Bahkan, UU dengan tegas menyatakan, usulan pemberhentian Kepala
Daerah oleh DPR karena pelanggaran hukum atau karena Kepala Daerah tidak lagi
mampu menjalankan tugasnya, harus disetujui oleh Mahkamah Agung (MA). Tanpa
persetujuan MA, pemberhentian itu tidak sah.
Kedua, dalam
konteks Surat Keterangan dari Ketua DPR KK yang dikantongi DjM sebagai syarat
pencalonan legislatif di Pemilu 2014, apakah sejalan dengan UU yang menyatakan
bahwa DPR terdiri dari ‘’Pimpinan” dan seterusnya. Benar Ketua DPR adalah
representasi DPR itu sendiri, tetapi karena kepemimpinan DPR kolektif, absahkah
bila tanda-tangannya tunggal? Bagaimana kalau dua Wakil Ketua DPR KK berpendapat
lain? Bukankah sesuai UU, sebagai bagian dari ‘’unsur pimpinan DPR’’ mereka
semestinya berhak pula mengeluarkan surat yang berbeda.
Ketiga, dengan
mengesampingkan UU dan turunannya yang memusingkan dan dapat diperdebatkan
tanpa henti itu, praktek umum ketata-negaraannya yang diketahui, dipahami, dan
dimahfumi orang banyak yang awam, contohnya adalah: Bila seorang Walikota,
Wawali, Bupati, atau Wakil Bupati (Wabup) terlibat dalam kampanye politik
(lebih sederhana lagi keluar daerah), maka harus seizin Gubernur atau pejabat
yang ditunjuk. Demikian pula, Gubernur harus atas izin Presiden atau pejabat
yang ditunjuk (lazimnya Mendagri).
Di mana posisi Ketua DPR (dan DPR Provinsi dan
Kabupaten/Kota) dalam konteks tersebut? Apakah dia berwenang memberikan izin
bila Gubernur atau Mendagri tidak mengeluarkan izin keterlibatan seorang Kepala
Daerah dalam kampanye politik?
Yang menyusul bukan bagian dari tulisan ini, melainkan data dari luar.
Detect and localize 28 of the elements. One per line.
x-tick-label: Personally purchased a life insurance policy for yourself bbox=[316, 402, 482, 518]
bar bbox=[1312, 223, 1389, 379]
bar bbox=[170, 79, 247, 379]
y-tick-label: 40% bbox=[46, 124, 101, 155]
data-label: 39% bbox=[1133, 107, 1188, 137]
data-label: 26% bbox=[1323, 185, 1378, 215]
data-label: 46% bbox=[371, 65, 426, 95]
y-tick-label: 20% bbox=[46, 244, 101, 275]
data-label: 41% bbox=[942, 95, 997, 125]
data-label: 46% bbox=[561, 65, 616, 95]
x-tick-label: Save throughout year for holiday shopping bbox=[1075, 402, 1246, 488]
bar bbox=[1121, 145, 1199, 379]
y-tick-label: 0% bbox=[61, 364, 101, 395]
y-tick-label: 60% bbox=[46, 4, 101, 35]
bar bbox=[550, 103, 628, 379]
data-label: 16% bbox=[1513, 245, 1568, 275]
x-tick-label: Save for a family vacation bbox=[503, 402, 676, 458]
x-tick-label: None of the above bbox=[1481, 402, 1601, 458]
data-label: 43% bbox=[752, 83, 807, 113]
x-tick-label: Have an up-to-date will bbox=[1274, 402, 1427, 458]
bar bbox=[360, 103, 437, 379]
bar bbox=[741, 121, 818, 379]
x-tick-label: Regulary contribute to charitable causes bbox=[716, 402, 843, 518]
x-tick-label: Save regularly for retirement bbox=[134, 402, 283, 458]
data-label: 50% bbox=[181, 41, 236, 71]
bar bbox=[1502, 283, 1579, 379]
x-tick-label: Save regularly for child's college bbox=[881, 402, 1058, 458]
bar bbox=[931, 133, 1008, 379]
Kalau UU dan turunannya ditafsir semena-mena,
parsial, dan dicocok-cocokkan dengan kompromi politik, serta dipraktekkan
bertolak belakang satu dengan yang lain (padahal dia berada dalam satu kesatuan
UU yang sama), negara macam apa sesungguhnya yang sedang kita mukimi ini?
Keempat, dari
sejumlah informasi yang saya dapatkan, keputusan KPU mengabsahkan tercatatnya
DjM di DCT Pemilu 2014, karena menghormati hak konstitusional warga negara
untuk mencalonkan dan dicalonkan, sesuai UUD 1945. Kalau semata hak ini yang
dikedepankan, dengan mengesampingkan turunan UUD, mulai dari UU Pemerintah
Daerah, UU Pemilu, dan seterusnya, jelas ini tafsir hantu atas kedudukan tuyul.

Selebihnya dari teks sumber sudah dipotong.